SULPHUR, La, August. 24, 2018 — West Calcasieu Port officials announced today that dredging operations in the port’s west barge basin were completed today and that all tenant operations in the basin have returned to full operations.
Coastal Dredging of Hammond, La., was the contractor on the $1.3 million maintenance dredging project that removed more than 140,000 cubic yards of spoils over a 10-week period. The port’s barge basin depth was returned to a minus-10 feet, and the spoils were relocated into the ports federally mandated spoils reception area located nearby on port property.
“It has been more than eight years since the port’s barge basin was last serviced, and over that extended period of time, the basin attracts a considerable amount of soil due to constantly moving currents along the Gulf Intracoastal Waterway where the port is located,” said Lynn Hohensee, port director.
“Periodic dredging of the basin is needed to keep the 75-90 barge spaces in a safe and operationally sound condition, so that our port tenants can efficiently fleet and service the shallow water barges that daily come in and out of our port fleet,” he added. “This is especially critical to our support for our port tenants who facilitate barge fleeting and cleaning/repair services for 120-150 barges daily.”
The initial phase of the project focused on increasing the height of the levees surrounding the port’s 39.5-acre spoils reception area, to ensure it could accommodate the additional spoils material.” Hohensee explained. “The new height of our spoils containment area levees is now at 17 feet above sea level.”
He explained that use of the spoils – as in the past dredging operations – has an economic beneficial use, because the port’s long-term strategic plan calls for the spoils area to eventually become a viable development site for future tenant occupancy.
Hohensee said that the West Cal Port and its tenants offer a variety of specialized services that accommodate our regional marine operations community.
“High on that list is commercial shallow-water barge fleeting operations along the Gulf Intracoastal Waterway by Devall Towing,” he explained. “Demand for barge fleeting facilities in Southwest Louisiana has grown over the last several years, and all regional economic indicators point to a continuing growth in that demand.
“For that reason,” Hohensee continued, “our port board of commissioners has led the way in applying for the state funding that made this barge maintenance project possible.
“Our expansion project would not have been possible without a $1,044,000 million Port Priority Fund grant awarded to the port by the Louisiana Department of Transportation & Development,” he said.
“The Port Priority Fund grant is limited to 90 percent of the construction costs related to the dredging project,” Hohensee explained. “The port is using internal funding to cover the costs associated with the balance of the construction costs as well as the engineering and permitting costs associated with the project.”
The port’s largest and oldest tenant, Devall Towing, currently operates one of the largest barge fleeting operations along the Gulf Intracoastal Waterway, and the company has seen a marked increase in demand for barge anchorage in Southwest Louisiana.
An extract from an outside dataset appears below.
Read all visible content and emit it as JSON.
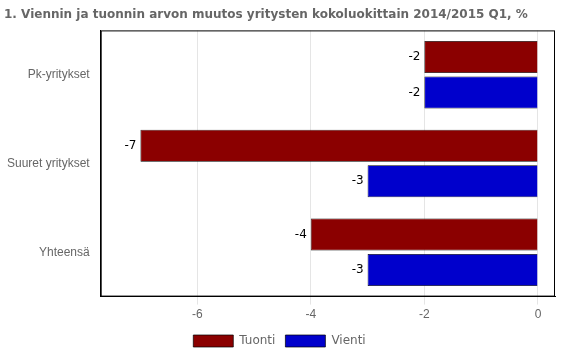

Also providing barge cleaning/stripping/repair services at the port are River Barge Works and Tubal-Cain Marine Services.
Located 12 miles south of Interstate 10 and just west of Highway 27, the WCP has 7,000 feet of waterfront property on the GIWW.
Current tenant activity includes barge-fleeting operations, marine construction, dry cargo barge cleaning, wet-barge cleaning, diesel engine repair and concrete pumping.